Vinyl propionate
- Names: Preferred IUPAC name Ethenyl propanoate

Identifiers
- CAS Number: 105-38-4;
- 3D model (JSmol): Interactive image;
- ChemSpider: 7464;
- ECHA InfoCard: 100.002.994
- EC Number: 203-293-5;
- PubChem CID: 7750;
- UNII: 2437OJ3190;
- CompTox Dashboard (EPA): DTXSID9051537 ;

Properties
- Chemical formula: C_{5}H_{8}O_{2}
- Molar mass: 100.117 g·mol^{−1}
- Appearance: colorless liquid
- Density: 0.917 g/cm3 (20 °C)
- Boiling point: 95 °C (203 °F; 368 K)
- Solubility in water: 6.5 mL/L
- Hazards: GHS labelling:
- Pictograms: GHS02: Flammable GHS07: Exclamation mark
- Signal word: Danger
- Hazard statements: H225, H315, H319
- Precautionary statements: P210, P233, P240, P241, P242, P243, P264, P280, P302+P352, P303+P361+P353, P305+P351+P338, P321, P332+P313, P337+P313, P362, P370+P378, P403+P235, P501
- Flash point: −2 °C (28 °F; 271 K)

= Vinyl propionate =

Vinyl propionate is the organic compound with the formula CH_{3}CH_{2}CO_{2}CH=CH_{2}. This colorless liquid is the ester of propionic acid and vinyl alcohol.

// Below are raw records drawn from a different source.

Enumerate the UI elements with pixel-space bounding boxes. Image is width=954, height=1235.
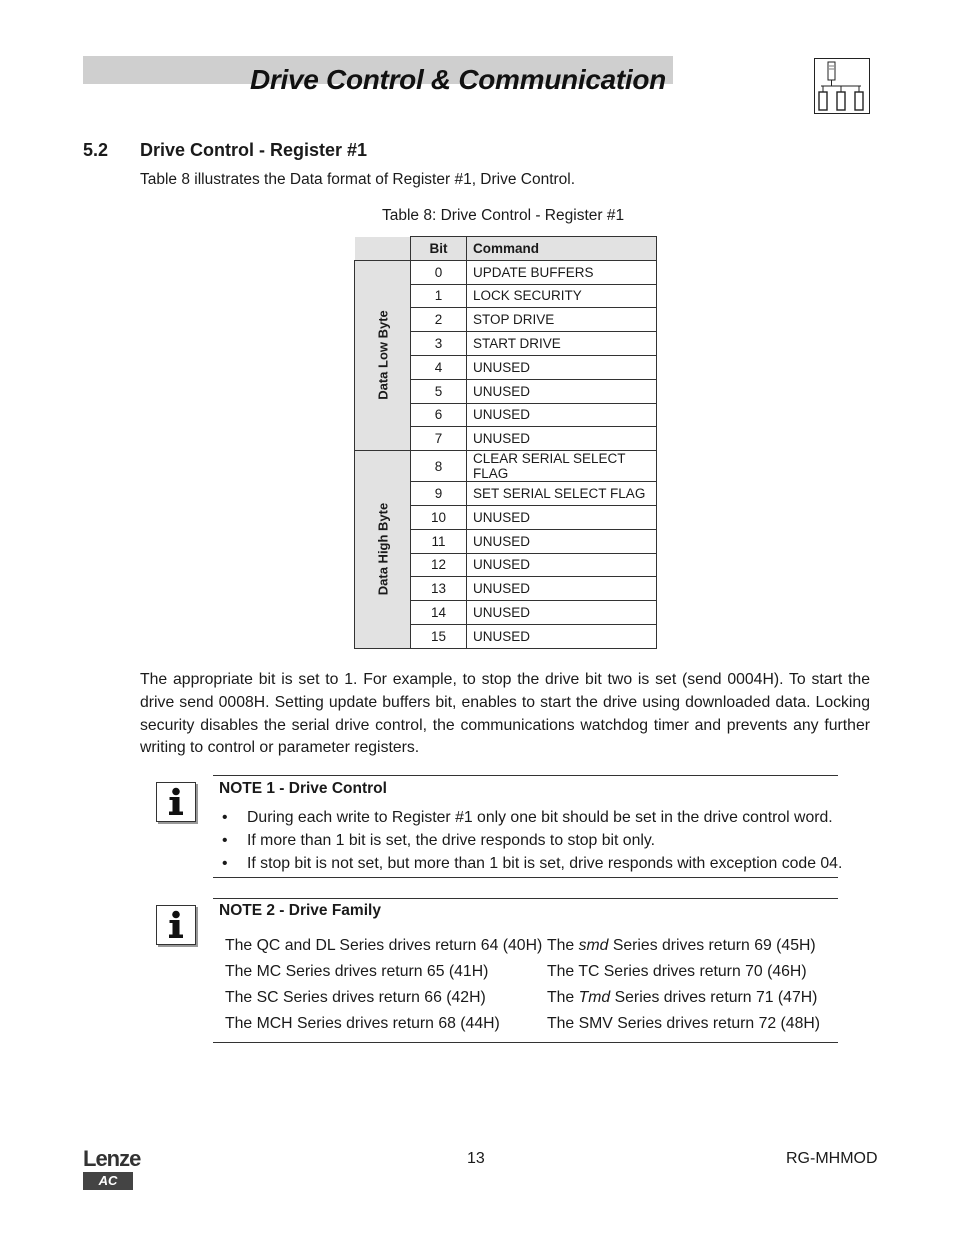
bit-cell: 1 xyxy=(411,284,467,308)
group-label: Data Low Byte xyxy=(375,310,390,401)
bit-cell: 6 xyxy=(411,403,467,427)
note2-title: NOTE 2 - Drive Family xyxy=(219,902,381,919)
note1-top-rule xyxy=(213,775,838,776)
drive-family-left-list xyxy=(225,933,542,1037)
list-item: The TC Series drives return 70 (46H) xyxy=(547,963,807,980)
bit-cell: 0 xyxy=(411,260,467,284)
page-number: 13 xyxy=(467,1150,485,1167)
bit-cell: 5 xyxy=(411,379,467,403)
table-row xyxy=(355,260,657,284)
list-item: • If more than 1 bit is set, the drive responds to stop bit only. xyxy=(219,829,842,852)
note2-bottom-rule xyxy=(213,1042,838,1043)
command-cell: STOP DRIVE xyxy=(467,308,657,332)
bit-cell: 4 xyxy=(411,355,467,379)
lenze-logo xyxy=(83,1148,140,1208)
bit-cell: 11 xyxy=(411,529,467,553)
command-column-header: Command xyxy=(467,237,657,261)
command-cell: UNUSED xyxy=(467,403,657,427)
bit-cell: 8 xyxy=(411,451,467,482)
data-low-byte-group xyxy=(355,260,411,450)
section-intro: Table 8 illustrates the Data format of Register #1, Drive Control. xyxy=(140,171,576,188)
header-spacer xyxy=(355,237,411,261)
command-cell: UNUSED xyxy=(467,355,657,379)
command-cell: UNUSED xyxy=(467,624,657,648)
table-header-row xyxy=(355,237,657,261)
note1-bottom-rule xyxy=(213,877,838,878)
command-cell: UPDATE BUFFERS xyxy=(467,260,657,284)
command-cell: START DRIVE xyxy=(467,332,657,356)
note1-title: NOTE 1 - Drive Control xyxy=(219,780,387,797)
section-title: Drive Control - Register #1 xyxy=(140,140,368,160)
command-cell: SET SERIAL SELECT FLAG xyxy=(467,482,657,506)
table-caption: Table 8: Drive Control - Register #1 xyxy=(382,207,625,224)
bit-cell: 14 xyxy=(411,601,467,625)
note1-bullets xyxy=(219,806,842,875)
group-label: Data High Byte xyxy=(375,503,390,596)
bit-cell: 2 xyxy=(411,308,467,332)
note2-top-rule xyxy=(213,898,838,899)
command-cell: UNUSED xyxy=(467,553,657,577)
table-row xyxy=(355,451,657,482)
bit-cell: 12 xyxy=(411,553,467,577)
logo-wordmark: Lenze xyxy=(83,1146,141,1171)
bit-cell: 10 xyxy=(411,505,467,529)
command-cell: UNUSED xyxy=(467,427,657,451)
document-id: RG-MHMOD xyxy=(786,1150,878,1167)
bit-column-header: Bit xyxy=(411,237,467,261)
command-cell: UNUSED xyxy=(467,529,657,553)
drive-family-right-list xyxy=(547,933,820,1037)
list-item: The MC Series drives return 65 (41H) xyxy=(225,963,489,980)
command-cell: UNUSED xyxy=(467,577,657,601)
network-drives-icon xyxy=(814,58,870,114)
bit-cell: 13 xyxy=(411,577,467,601)
list-item: • During each write to Register #1 only one bit should be set in the drive control word. xyxy=(219,806,842,829)
data-high-byte-group xyxy=(355,451,411,649)
list-item: The MCH Series drives return 68 (44H) xyxy=(225,1015,500,1032)
logo-subbrand: AC Tech xyxy=(83,1172,133,1190)
bit-cell: 15 xyxy=(411,624,467,648)
command-cell: UNUSED xyxy=(467,601,657,625)
bit-cell: 3 xyxy=(411,332,467,356)
body-paragraph: The appropriate bit is set to 1. For example, to stop the drive bit two is set (send 0004H). To start the drive send 0008H. Setting update buffers bit, enables to start the drive using downloaded data. Locking security disables the serial drive control, the communications watchdog timer and prevents any further writing to control or parameter registers. xyxy=(140,671,870,757)
info-icon xyxy=(156,905,196,945)
register-table xyxy=(354,236,657,649)
bit-cell: 7 xyxy=(411,427,467,451)
list-item: The Tmd Series drives return 71 (47H) xyxy=(547,989,818,1006)
command-cell: UNUSED xyxy=(467,379,657,403)
list-item: The SMV Series drives return 72 (48H) xyxy=(547,1015,821,1032)
command-cell: UNUSED xyxy=(467,505,657,529)
list-item: The SC Series drives return 66 (42H) xyxy=(225,989,486,1006)
section-number: 5.2 xyxy=(83,140,109,160)
command-cell: LOCK SECURITY xyxy=(467,284,657,308)
info-icon xyxy=(156,782,196,822)
list-item: • If stop bit is not set, but more than 1 bit is set, drive responds with exception code 04. xyxy=(219,852,842,875)
page-title: Drive Control & Communication xyxy=(250,64,666,95)
list-item: The QC and DL Series drives return 64 (40H) xyxy=(225,937,543,954)
bit-cell: 9 xyxy=(411,482,467,506)
command-cell: CLEAR SERIAL SELECT FLAG xyxy=(467,451,657,482)
list-item: The smd Series drives return 69 (45H) xyxy=(547,937,816,954)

It is used to produce poly(vinyl propionate) as well as copolymers with acrylate esters,
vinyl chloride, and vinyl acetate, some of which are used in paints. The compound resembles vinyl acetate.

Since vinyl alcohol is not available, vinyl propionate is produced by the addition of propionic acid to acetylene. The reaction is catalyzed by carbon and zinc salts.